Put the name of the table you made in the previous step—in this case, client_info—in the "Table" field.
🛈 There is no need to hard-code the word "Table." For instance, you might have retrieved it via your trigger's custom data field $.trigger.table or $.trigger.snowflake table.
To add a single "Row," click the "Add to Rows" button located under the "Rows" box. Using the 'Add more than one item to Data' link, you can add additional pieces of data to this Row.
Here, choose a number. The figure indicates how many columns your chosen table contains. Based on the query used in the first 'Create table if not exists' phase, you can see that the client info table in this example includes four fields. Click the "Add" button when finished.
Four "Column" and "Value" pairs are now accessible under the "Column entry" section. One by one, enter the names of each "Column" in the "Column" box. The client_id, name, email, and contact_no. columns have all been inserted, as seen in the image below.
Snowflake will only accept String/Varchar values that are contained in single quotes,
This is easy if you are hardcoding string values.
Simply enclose it in single quotes, as in the image below, to supply the value Tirrell Gladbach for the "name" field.
Instead of hardcoding the values, we are dynamically feeding them in as jsonpaths and inserting the webhook's data one by one into the Snowflake database by looping through it.
We must use interpolated mode in order to accomplish this with the requisite ‘ ‘.
To determine the jsonpath for each column from the loop step, we can utilize the connector-snake. The type selector for each 'Value' field is automatically set to 'jsonpath' when the jsonpath is provided:
For all "Value" fields that have a column data type of String or Varchar, follow the procedures below. You can tell that the first step's create table query used a "string" data type for the columns "name," "email," and "contact no."
- Reset the type selection for each of the aforementioned fields to "String." With this, the whole jsonpath for the specific "Value" field will be displayed. If we look at the name column's jsonpath, it should like $.steps.loop-1.value.name.
2. We now need to enclose this jsonpath in single quotes. To do this, add single quotes at both ends of the jsonpath and encapsulate it in open and close curly brackets. The output must resemble this: "$.steps.loop-1.value.name".
1. To change the emphasis to another area of the builder, click there. When you've finished, the jsonpath should appear as it does in the picture below.

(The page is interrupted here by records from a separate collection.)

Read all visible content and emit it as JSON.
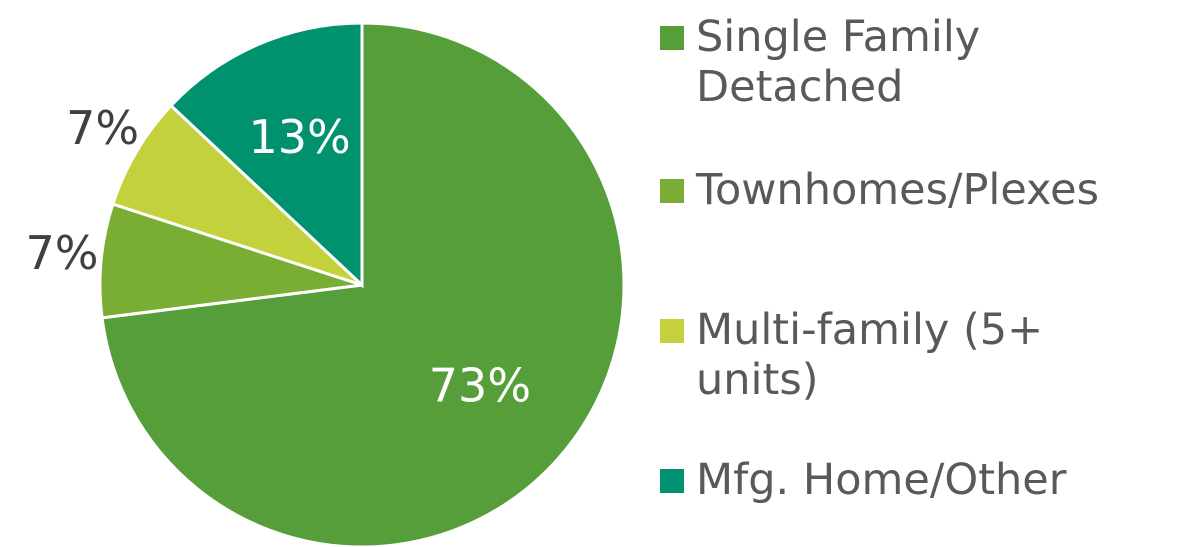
{
  "chart_data": {
    "type": "pie",
    "categories": [
      "Single Family Detached",
      "Townhomes/Plexes",
      "Multi-family (5+ units)",
      "Mfg. Home/Other"
    ],
    "values": [
      73,
      7,
      7,
      13
    ],
    "value_labels": [
      "73%",
      "7%",
      "7%",
      "13%"
    ],
    "colors": [
      "#559e3a",
      "#7aad34",
      "#c3d23c",
      "#00916e"
    ],
    "legend": "right"
  }
}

Be sure to follow the same procedures for all fields if the column data type is String or Varchar.
3. Read records
As a further step, add a second Snowflake connector outside the loop, and choose the operation to be "List table rows."
Put the name of the table, client_info, that you created in the first step and added the entry to in the previous step in the "Table" column.
All of the rows from the selected table will be listed by the operation List table rows in this stage. This will guarantee that the chosen table receives the intended data.